Tuesday, December 3, 2019

It's #GivingTuesday! Please Consider Supporting Our Indiegogo Campaign


It's #GivingTuesday! Please consider supporting our Indiegogo Campaign.
We've reached 60% of our goal. We need your help to reach 100% of our goal.

This is our biggest and most ambitious project to date, and we need your help to make it a huge success!

SUMMARY
The Harlem Chambers, in partnership with The Cathedral Church of Saint John the Divine, will present R. Nathaniel Dett's monumental oratorio The Ordering of Moses on Thursday, June 4, 2020 at 7:30 PM. This production will coincide with the two-year Harlem-wide celebration of the Harlem Renaissance Centennial (#HarlemRen100).

This historic performance will feature a full orchestra comprising members of The Harlem Chamber Players, a 100-member choir comprising members of Chorale Le Chateau and other Harlem arts organizations and churches led by IMG artist conductor & composer Damien Sneed. The featured soloists will be Met Opera soprano Brandie Sutton, alto Raehann Bryce-Davis, tenor Issachah Savage and Met Opera baritone Justin Austin.
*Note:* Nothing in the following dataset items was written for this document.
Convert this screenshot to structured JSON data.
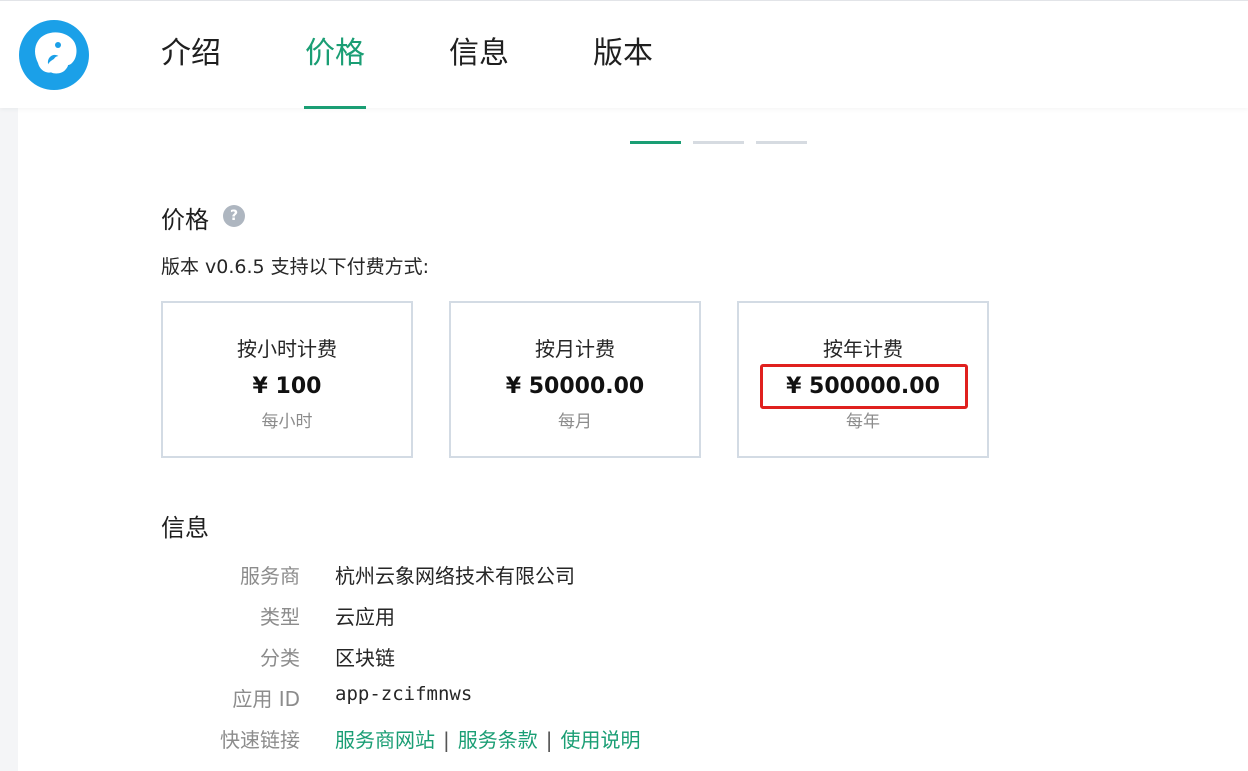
{
  "nav": {
    "tabs": [
      {
        "label": "介绍"
      },
      {
        "label": "价格",
        "active": true
      },
      {
        "label": "信息"
      },
      {
        "label": "版本"
      }
    ]
  },
  "pricing": {
    "title": "价格",
    "help_icon": "?",
    "description": "版本 v0.6.5 支持以下付费方式:",
    "plans": [
      {
        "name": "按小时计费",
        "price": "¥ 100",
        "unit": "每小时"
      },
      {
        "name": "按月计费",
        "price": "¥ 50000.00",
        "unit": "每月"
      },
      {
        "name": "按年计费",
        "price": "¥ 500000.00",
        "unit": "每年",
        "highlighted": true
      }
    ]
  },
  "info": {
    "title": "信息",
    "rows": [
      {
        "label": "服务商",
        "value": "杭州云象网络技术有限公司"
      },
      {
        "label": "类型",
        "value": "云应用"
      },
      {
        "label": "分类",
        "value": "区块链"
      },
      {
        "label": "应用 ID",
        "value": "app-zcifmnws"
      }
    ],
    "links_label": "快速链接",
    "links": [
      "服务商网站",
      "服务条款",
      "使用说明"
    ],
    "separator": "|"
  },
  "colors": {
    "accent": "#1a9e74",
    "highlight_border": "#e0201e",
    "logo_blue": "#1ba0e8"
  },
  "icons": {
    "logo": "elephant-logo-icon",
    "help": "question-help-icon"
  }
}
ABOUT INDIEGOGO AND HOW YOU CAN HELP
  • The Indiegogo platform is a crowdfunding campaign meant to raise funds online through small and large contributions. (If anyone feels uncomfortable with contributing online, please email us or call 212-866-1492.)
  • Visit our Indiegogo Campaign and contribute. No amount is too small. $10 and $25 contributions add up and will help!
  • Please let others know about our campaign as the more people who give the better chance we have of success!
  • You can either select the BACK IT button to donate, or you can select one of the PERKS to get something for your contribution. Some of the PERKS include:
  • 1 general admission ticket to the June performance at a $60 contribution
  • 2 general admission tickets to the June performance at a $120 contribution
  • 1 VIP ticket at a $150 contribution
  • 2 VIP tickets at a $300 contribution

If you do not feel comfortable with online platforms and want to contribute, please mail your contribution to:

The Harlem Chamber Players, Inc.
191 Claremont Avenue #25
New York, NY 10027

Please feel free to email us or call 212-866-1492 if you have any questions.




MORE ABOUT NATHANIEL DETT & THE ORDERING OF MOSES
Nathaniel Dett (1882 – 1943) spent much of his life in the United States and composed music around the time of the Harlem Renaissance. He was born in Niagara Falls, Ontario, and grew up on the New York side of the falls. He was educated at Oberlin and the Eastman School of Music in Rochester N.Y., where he served for two decades as the choir director at the Hampton Institute, the venerable black college in Virginia. He also taught at Lane College in Tennessee and at Lincoln University in Missouri. 

The large-scale classical work tells the Old Testament story of Moses leading the Israelites out of the bondage of Egypt and the rejoicing of the liberated people. The story is presented in a continuous dramatic free form that embraces a number of styles, with text including blank verse and rhyme, along with textual references that fuse scripture and folklore. 

The piece is rarely performed because of its large scope. The most recent performance of the work in New York City was in 2014 at Carnegie Hall by the Cincinnati Symphony Orchestra, the same orchestra that first premiered the work in 1937. The critic Dwight Bicknell said at the time that “it was the most important contribution to music yet made by a member of the Negro Race.” In his review of the concert in the New Yorker (May 19, 2014), Alex Ross stated:

“This neglected landmark of African-American composition had its world première with Cincinnati Symphony and the Cincinnati May Festival Chorus at the May Festival in 1937; NBC radio carried a broadcast, but cut it off about ten minutes before the end, alluding to 'previous commitments.' At Carnegie, the conductor James Conlon suggested, in remarks from the stage, that NBC had received complaints from racist listeners. While that speculation is unconfirmed—African-American composers were not unknown on radio at the time, and NBC had featured Florence Price’s First Smphony four years earlier—Dett has certainly been the victim of an injustice. His oratorio, a setting of texts from Exodus with spirituals interwoven, is a startling, potent piece.”